利用者:MaximusM4/Template 東武200系電車(とうぶ200けいでんしゃ)は、1991年平成3年)2月1日より運用を開始した[1]東武鉄道特急形車両

本項では、本系列と車体構造・外観は同一ながら、主要機器の仕様が異なる250系電車についても記述する。

概要

従来1800系によって運行された急行りょうもう」は、運行開始以来赤城・伊勢崎方面と都心部を直結する通勤・観光列車として年々需要が増大し、東武においてもそれら需要に応えるべく運行本数増など輸送力増強が図られた[2]。また、1984年(昭和59年)8月のダイヤ改正以降は速達需要への高まりからスピードアップも行われ、1800系の設計最高速度である最高運転速度105km/hでダイヤが設定されるようになった[2]

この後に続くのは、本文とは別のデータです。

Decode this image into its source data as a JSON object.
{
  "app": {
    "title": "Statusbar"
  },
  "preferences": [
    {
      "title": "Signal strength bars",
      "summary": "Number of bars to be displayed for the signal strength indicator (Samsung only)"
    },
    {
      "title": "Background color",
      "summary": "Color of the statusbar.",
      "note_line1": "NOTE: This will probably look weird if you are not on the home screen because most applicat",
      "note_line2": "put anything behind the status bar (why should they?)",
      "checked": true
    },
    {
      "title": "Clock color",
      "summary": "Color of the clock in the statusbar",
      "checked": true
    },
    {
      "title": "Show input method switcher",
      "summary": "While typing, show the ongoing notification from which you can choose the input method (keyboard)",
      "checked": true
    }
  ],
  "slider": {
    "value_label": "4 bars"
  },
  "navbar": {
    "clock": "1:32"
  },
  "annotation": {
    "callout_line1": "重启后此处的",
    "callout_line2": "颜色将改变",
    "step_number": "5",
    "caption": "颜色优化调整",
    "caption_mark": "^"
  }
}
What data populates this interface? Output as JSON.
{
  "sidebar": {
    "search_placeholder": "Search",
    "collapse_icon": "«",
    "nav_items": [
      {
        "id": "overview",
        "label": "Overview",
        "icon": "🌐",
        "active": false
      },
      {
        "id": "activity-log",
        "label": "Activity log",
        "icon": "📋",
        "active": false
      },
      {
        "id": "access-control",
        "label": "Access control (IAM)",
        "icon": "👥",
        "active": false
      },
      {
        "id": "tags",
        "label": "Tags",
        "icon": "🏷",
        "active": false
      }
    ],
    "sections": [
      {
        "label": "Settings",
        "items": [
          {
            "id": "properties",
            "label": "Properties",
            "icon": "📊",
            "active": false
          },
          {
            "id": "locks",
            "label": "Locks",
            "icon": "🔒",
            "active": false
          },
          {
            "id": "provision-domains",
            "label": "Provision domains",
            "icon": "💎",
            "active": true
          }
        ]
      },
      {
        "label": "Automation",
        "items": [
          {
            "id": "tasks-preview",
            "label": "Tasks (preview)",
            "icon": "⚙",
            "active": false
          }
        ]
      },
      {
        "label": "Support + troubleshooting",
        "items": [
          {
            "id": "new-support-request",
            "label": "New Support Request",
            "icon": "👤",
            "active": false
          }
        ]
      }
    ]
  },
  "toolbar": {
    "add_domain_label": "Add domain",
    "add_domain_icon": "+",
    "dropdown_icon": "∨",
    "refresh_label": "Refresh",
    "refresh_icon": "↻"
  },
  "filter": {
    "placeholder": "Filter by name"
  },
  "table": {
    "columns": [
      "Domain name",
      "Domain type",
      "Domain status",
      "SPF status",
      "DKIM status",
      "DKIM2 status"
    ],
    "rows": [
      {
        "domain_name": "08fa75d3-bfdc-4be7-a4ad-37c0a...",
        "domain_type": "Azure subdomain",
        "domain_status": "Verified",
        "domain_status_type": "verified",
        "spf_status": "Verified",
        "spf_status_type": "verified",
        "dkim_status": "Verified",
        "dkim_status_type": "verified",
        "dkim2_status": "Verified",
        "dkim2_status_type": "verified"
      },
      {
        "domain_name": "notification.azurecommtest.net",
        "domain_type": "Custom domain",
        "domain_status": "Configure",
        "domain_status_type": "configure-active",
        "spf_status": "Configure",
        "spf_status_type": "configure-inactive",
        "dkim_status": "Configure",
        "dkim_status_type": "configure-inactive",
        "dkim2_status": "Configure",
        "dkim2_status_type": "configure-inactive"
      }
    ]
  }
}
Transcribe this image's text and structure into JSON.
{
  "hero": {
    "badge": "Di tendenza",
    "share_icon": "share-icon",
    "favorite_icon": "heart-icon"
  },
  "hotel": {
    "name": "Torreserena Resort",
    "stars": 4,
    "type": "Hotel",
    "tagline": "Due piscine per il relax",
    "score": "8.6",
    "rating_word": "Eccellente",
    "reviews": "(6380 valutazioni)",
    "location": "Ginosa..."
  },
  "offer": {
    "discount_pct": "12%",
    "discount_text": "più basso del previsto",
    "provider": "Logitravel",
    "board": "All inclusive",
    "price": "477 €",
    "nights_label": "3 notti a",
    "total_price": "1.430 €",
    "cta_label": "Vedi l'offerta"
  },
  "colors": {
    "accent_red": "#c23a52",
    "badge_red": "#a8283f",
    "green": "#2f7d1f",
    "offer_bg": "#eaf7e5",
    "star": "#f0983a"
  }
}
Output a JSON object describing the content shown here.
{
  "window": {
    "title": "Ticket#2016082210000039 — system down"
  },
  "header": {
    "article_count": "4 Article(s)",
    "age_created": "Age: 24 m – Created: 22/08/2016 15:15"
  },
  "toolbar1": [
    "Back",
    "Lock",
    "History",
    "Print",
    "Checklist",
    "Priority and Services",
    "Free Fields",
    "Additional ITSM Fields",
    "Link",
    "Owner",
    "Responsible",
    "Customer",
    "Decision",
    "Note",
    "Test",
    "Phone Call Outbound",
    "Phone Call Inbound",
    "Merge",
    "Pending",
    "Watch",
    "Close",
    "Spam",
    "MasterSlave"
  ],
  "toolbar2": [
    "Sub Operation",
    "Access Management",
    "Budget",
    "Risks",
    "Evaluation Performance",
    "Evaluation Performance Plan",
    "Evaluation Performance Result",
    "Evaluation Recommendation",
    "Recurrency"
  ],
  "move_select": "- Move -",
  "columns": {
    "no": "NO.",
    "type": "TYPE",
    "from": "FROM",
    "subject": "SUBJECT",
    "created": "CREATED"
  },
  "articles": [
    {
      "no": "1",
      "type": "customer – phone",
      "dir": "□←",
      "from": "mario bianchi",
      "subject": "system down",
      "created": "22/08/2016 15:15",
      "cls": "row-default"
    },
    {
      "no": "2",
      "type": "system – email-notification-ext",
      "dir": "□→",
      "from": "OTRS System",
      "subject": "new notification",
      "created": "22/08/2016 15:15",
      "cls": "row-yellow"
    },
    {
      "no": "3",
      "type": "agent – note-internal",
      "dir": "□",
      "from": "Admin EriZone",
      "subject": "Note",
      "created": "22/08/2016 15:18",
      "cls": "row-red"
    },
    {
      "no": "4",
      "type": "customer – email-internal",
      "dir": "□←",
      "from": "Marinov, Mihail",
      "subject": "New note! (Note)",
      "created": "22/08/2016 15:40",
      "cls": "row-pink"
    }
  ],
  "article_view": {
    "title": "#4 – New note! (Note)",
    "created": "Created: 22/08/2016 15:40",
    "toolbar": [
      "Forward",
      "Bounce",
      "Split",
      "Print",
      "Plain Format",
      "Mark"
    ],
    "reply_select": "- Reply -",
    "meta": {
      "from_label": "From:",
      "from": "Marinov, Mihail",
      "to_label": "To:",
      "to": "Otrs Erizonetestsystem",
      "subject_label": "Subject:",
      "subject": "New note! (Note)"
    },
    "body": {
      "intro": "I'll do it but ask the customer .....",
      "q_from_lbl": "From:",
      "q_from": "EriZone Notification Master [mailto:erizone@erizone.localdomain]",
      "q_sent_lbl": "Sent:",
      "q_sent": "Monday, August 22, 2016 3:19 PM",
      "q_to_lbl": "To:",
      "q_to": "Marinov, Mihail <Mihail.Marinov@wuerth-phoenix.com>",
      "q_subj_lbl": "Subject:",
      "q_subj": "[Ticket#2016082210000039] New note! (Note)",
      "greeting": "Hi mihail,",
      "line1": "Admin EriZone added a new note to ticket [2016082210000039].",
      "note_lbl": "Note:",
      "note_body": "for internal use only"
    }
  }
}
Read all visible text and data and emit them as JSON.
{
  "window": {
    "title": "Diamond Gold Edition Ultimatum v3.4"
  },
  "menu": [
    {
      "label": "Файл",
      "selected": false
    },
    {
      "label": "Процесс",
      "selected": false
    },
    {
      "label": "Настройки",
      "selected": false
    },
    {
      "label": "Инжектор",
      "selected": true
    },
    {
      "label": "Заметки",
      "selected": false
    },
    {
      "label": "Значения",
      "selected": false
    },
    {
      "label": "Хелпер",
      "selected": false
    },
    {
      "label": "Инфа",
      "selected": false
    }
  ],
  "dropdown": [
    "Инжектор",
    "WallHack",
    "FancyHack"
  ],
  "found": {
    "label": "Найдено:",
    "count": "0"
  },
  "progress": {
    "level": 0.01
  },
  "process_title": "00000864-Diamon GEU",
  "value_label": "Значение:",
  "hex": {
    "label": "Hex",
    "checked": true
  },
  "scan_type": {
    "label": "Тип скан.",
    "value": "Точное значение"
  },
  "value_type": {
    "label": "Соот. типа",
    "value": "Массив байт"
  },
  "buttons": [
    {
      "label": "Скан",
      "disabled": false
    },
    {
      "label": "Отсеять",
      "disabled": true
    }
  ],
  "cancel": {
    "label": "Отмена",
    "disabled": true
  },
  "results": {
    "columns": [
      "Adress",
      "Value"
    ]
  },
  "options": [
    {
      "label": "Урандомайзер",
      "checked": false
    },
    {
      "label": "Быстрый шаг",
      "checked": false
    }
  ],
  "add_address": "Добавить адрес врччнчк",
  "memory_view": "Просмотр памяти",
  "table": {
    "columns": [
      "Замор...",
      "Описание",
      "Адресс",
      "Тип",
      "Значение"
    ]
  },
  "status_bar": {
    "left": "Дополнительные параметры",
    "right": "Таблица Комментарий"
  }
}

「りょうもう」を1800系で継続運用した場合、これ以上のスピードアップは同系列の性能上困難であり[2]、また将来的に検討されていた「りょうもう」の特急列車格上げに関連して、接客設備面ならびに性能面において1800系を上回る新型車両が必要とされたことから[2]、設計・製造されたものが本系列である。1990年(平成2年)11月[3]から1998年(平成10年)1月[3]にかけて6両編成9本、計54両が東急車輛製造アルナ工機において製造された。

なお、本系列の製造に際しては構体は台枠より新製したものの、台車主電動機など一部の主要機器については当時100系「スペーシア」の増備に伴って代替が進行していた1700系・1720系「DRC」の解体発生品を流用しており[1]、本系列は全車とも1700系・1720系の車体更新名義で竣功している[3]

さらに1998年(平成10年)2月[3]には6両編成1本が増備された。主要機器の流用元であった1700系・1720系は9編成54両が在籍し、同編成の製造に際しては既に機器流用元が払底していたことから主要機器を含めて完全新製され[4]250系と別形式に区分された。搭載する主要機器については当時増備が進められていた30000系通勤形電車と同一の機器、すなわちVVVFインバータ制御ボルスタレス台車といった当時の最新技術が採用され[4][5]、200系とは仕様が全く異なる。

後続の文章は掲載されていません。